I think you could replace "Financial Crisis" with "Health Crisis" in the headline and nicely sum up the current boom in metabolic diseases etc. Most of us have done it at one point or another: uncritically accept the advice given by experts, even when a little thought shows it makes little sense. Now we've learned that the brain has a specific mechanism where it essentially shuts off given "expert advice". This perhaps explains why people seem to be thrown into such cognitive dissonance when presented with evidence which is rationally a slam dunk, but also contradicts what their doctors, the government, the media, and so forth have told them. I'm sure many of you have encountered irrational anger from friends and family when you question nutritional dogma. One of the weirdest things for me is how bent people get when I push them to justify why exactly "healthy whole grains" are so healthy. Still waiting (going on a couple of years now) for a response beyond "everybody knows that, so shut up."

That's not to say expert advice is necessarily bad - you just need to use your own brain as well, and weigh the expert information appropriately. Tom Naughton makes this point very nicely in "Fat Head" (see discussion of "functioning brain").

BTW, I'm finding "Fat Head" to be the most effective tool yet in overcoming the mental block created by "expert advice" (as opposed to my usual boring biochemistry lecture - maybe not so surprising). I suspect it's the humor that somehow breaks down the barriers of cognitive dissonance. It would be funny (in every sense of the word) if laughter made us more rational.

8 comments:

Calvin said...

Hi Dave,

I linked to your blog from Conditioning Research--I like your topic today--well worth much more discussion . . . I thought that I'd fire an opt-ed link your way--just think about health issues (or any other issue) and I think you'll get the point. Yes, cognitive dissonance and critical thinking are very important life skills to learn. Link: http://www.truthdig.com/report/item/20081110_america_the_illiterate/

Calvin

Dave said...

Hi Calvin. That's an outstanding piece. One wonders about the correlation/causation between the rise of the described functional illiteracy and negative shifts in nutrition and lifestyle. I wish I had time to investigate this in more detail, e.g. how does the current standard American diet compare with the diet prior to the Great Depression?

A related brain bubble I've had lately has to do with stress. One of the hallmarks of the stress response is basically a shutdown of rational thought. That makes sense: if a bear is chasing you, you don't have time to sit around puzzling through the various options. So stress makes you stupid, and chronic stress makes you chronically stupid. Nutritionally induced hormonal derangement probably includes chronic elevations in stress hormones. Is the sort of short-term thinking, instant gratification culture we see today a result of diet?

Trinkwasser said...

That is brilliant! It takes considerable intelligence to be as stupid as some people. You really have to work on throwing rational thought out the window.

tom naughton said...

You are exactly right ... make people laugh, and they're more likely to listen.

Glad to hear it's working.

Tom Naughton
Producer, "Fat Head"

anandsr said...

The situation seems to endemic.

This is happening in Physics also. It is generally known that Relativity has some short comings one of them being not working well with Quantum theory. So we know that there is some gap in relativity.

There is the observation that stars in galaxies move too fast. Normally an unobserved mass theory (Dark Matter) wouldn't be a problem. But we have an equation (MOND) that predicts the speed of stars quite accurately. Still almost no scientist wants to consider that relativity may not work for galaxies after all.

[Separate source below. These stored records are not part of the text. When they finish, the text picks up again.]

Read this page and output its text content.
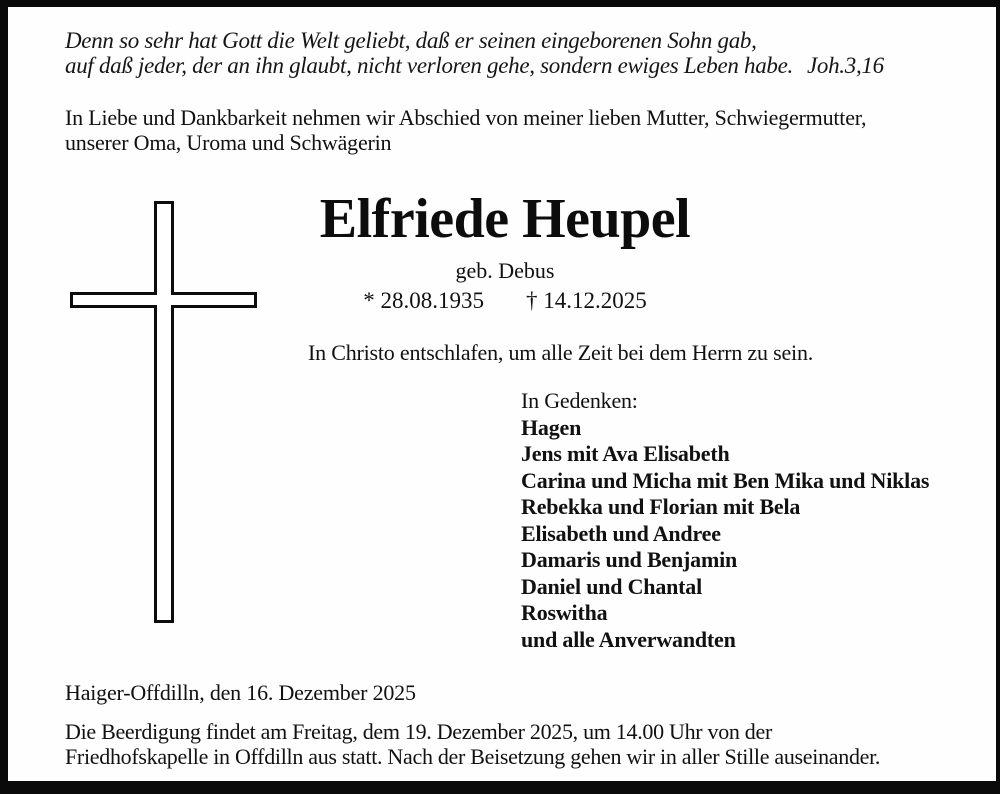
Denn so sehr hat Gott die Welt geliebt, daß er seinen eingeborenen Sohn gab,
auf daß jeder, der an ihn glaubt, nicht verloren gehe, sondern ewiges Leben habe. Joh.3,16
In Liebe und Dankbarkeit nehmen wir Abschied von meiner lieben Mutter, Schwiegermutter,
unserer Oma, Uroma und Schwägerin
Elfriede Heupel
geb. Debus
* 28.08.1935 † 14.12.2025
In Christo entschlafen, um alle Zeit bei dem Herrn zu sein.
In Gedenken:
Hagen
Jens mit Ava Elisabeth
Carina und Micha mit Ben Mika und Niklas
Rebekka und Florian mit Bela
Elisabeth und Andree
Damaris und Benjamin
Daniel und Chantal
Roswitha
und alle Anverwandten
Haiger-Offdilln, den 16. Dezember 2025
Die Beerdigung findet am Freitag, dem 19. Dezember 2025, um 14.00 Uhr von der
Friedhofskapelle in Offdilln aus statt. Nach der Beisetzung gehen wir in aller Stille auseinander.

The situation is as funny as in the Medical world or in the financial world. But at least the physics problem is not ruining lives.

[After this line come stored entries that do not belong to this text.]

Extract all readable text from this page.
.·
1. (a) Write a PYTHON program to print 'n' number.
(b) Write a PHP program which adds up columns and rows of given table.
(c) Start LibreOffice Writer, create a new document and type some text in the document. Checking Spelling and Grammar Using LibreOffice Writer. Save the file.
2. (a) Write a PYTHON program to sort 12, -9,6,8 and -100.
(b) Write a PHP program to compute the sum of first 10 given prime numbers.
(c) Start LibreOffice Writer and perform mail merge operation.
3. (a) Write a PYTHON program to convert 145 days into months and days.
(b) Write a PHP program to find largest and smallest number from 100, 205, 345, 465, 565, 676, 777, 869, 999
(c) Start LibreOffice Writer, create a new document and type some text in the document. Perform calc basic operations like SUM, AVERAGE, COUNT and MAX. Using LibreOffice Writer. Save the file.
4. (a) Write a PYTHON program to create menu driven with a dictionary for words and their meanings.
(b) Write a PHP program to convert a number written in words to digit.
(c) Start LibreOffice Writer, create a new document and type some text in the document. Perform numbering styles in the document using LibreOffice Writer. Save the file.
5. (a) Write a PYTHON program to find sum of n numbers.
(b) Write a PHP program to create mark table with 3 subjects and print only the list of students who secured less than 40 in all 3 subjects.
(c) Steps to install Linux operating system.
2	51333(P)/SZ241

Is thing happening in other sciences as well? Something seems wrong with the way we promote science.

Tony Kenck said...

I completely agree that Fat Head is a great way to introduce people to a better dietary place.

I watched it with my wife the other day. If nothing else she got to hear the message from a different lunatic.

Cheers.

Tony

Dave said...

I'm going to have to buy another copy of "Fat Head". Mine has "gone viral" in our social circle.

Dave said...

@anandsr,

I don't think the problem is how science is promoted, but how it is practiced. The scientific method sets the bar for rational reasoning given incomplete information. Practitioners rarely make it over that bar. In fact, they usually do a full sprint right under it while patting themselves on their back for their intellectual accomplishments.

It's just part of the human condition. We all just need to be aware of the situation when making decisions based on "scientific" conclusions.